The yuppie was not necessarily flat-out rich but lived well. (One subset of yuppiedom was the DINK, or “dual income, no kids,” household. DINKs were notable for their high levels of disposable income.) The distinguishing characteristic of the type was bourgeois taste justified on the grounds of craftsmanship, worthiness, and authenticity. Buying a Mercedes-Benz was good materialism because it was sturdy and smooth on the road and might last for decades; buying a Cadillac, less so, because it was too plush and had fake wood grain and might break down. The same went for fancy European plumbing fixtures and non-iceberg salad greens, Nakamichi stereo equipment and Prince carbon-fiber tennis racquets, Lacoste polo shirts and Michael Graves for Alessi teakettles. Not to mention a name-brand college education.

Yuppies could be found among book editors, ad executives, academics, and lawyers—especially lawyers. Every city in America had them (Michael and Hope Steadman, the quintessential yuppie couple from television’s thirtysomething, lived in the inner-ring suburbs of Philadelphia), but New York probably had more than any other because of its concentration of professional jobs.

Nobody liked to be called a yuppie; virtually no one accepted the label. And people hated yuppies. Hated them! Issues of class, issues of race, issues of privilege—yuppies by their mere presence evoked them all. A commonplace graffito in these years read DIE YUPPIE SCUM. You’d see it most often in neighborhoods like the East Village, which remained relatively inexpensive because it was too grungy for your average yuppie, a risky place to park a BMW. Yet even as the media reported on the yuppie phenomenon with cocked brow and jaundiced eye, they catered to yuppies, carrying Rolex ads and reviewing restaurants that used truffle oil, because that was where the spending lay. Jay McInerney and Bret Easton Ellis wrote novels disdaining yuppie culture and its signifiers, but both of them lived, and continue to live, a solid approximation of that life.
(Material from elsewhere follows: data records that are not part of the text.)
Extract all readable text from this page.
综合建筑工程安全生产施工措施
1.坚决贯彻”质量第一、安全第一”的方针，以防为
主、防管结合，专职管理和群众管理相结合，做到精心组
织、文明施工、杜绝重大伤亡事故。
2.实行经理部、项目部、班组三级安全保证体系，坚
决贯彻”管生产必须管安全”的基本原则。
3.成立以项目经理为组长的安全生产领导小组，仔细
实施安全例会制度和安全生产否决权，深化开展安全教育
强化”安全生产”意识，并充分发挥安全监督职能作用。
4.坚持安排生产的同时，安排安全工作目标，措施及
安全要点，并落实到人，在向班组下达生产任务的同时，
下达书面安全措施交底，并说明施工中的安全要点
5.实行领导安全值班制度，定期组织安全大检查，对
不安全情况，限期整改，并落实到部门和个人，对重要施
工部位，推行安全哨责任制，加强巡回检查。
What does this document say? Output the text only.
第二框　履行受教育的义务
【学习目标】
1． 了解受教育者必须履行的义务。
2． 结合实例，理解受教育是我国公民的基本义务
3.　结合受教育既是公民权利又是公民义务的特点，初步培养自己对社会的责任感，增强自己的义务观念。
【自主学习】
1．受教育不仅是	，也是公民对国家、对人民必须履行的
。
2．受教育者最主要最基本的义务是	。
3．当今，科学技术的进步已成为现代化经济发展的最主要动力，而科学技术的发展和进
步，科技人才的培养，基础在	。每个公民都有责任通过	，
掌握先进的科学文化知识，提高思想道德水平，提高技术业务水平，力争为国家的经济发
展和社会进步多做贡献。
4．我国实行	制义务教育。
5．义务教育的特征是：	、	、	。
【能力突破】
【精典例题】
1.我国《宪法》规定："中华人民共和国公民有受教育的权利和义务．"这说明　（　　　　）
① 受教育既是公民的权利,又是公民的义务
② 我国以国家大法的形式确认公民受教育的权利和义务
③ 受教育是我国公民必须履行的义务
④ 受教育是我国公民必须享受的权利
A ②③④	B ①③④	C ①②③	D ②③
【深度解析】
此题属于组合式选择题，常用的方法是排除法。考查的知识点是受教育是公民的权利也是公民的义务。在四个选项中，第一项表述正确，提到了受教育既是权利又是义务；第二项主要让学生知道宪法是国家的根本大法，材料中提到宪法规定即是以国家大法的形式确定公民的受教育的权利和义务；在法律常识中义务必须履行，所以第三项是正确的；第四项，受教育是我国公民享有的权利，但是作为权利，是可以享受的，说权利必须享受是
Needless to say: The yuppies won. New Yorkers live in Yuppietown now, a place where in quite a few neighborhoods, a Starbucks is easier to find than a hardware store. Even in the ostensibly anti-yuppie enclaves of artisanal enthusiasts (see also HIPSTER), much the same obsession with material culture and quality applies, albeit with different aesthetics and emphases. In fact, the yuppie has been superseded in the battle of privilege. Your typical mid-level book editor or ad copywriter or marketing associate can barely afford New York these days, and the competition for resources is between the solidly rich and the absolutely superrich. To sustain a genuinely comfortable New York lifestyle today requires quite a bit more than two average professional incomes. You have to compete with hedge-funders to get a nice apartment, and you probably can’t do that. The yuppie has been out-yupped.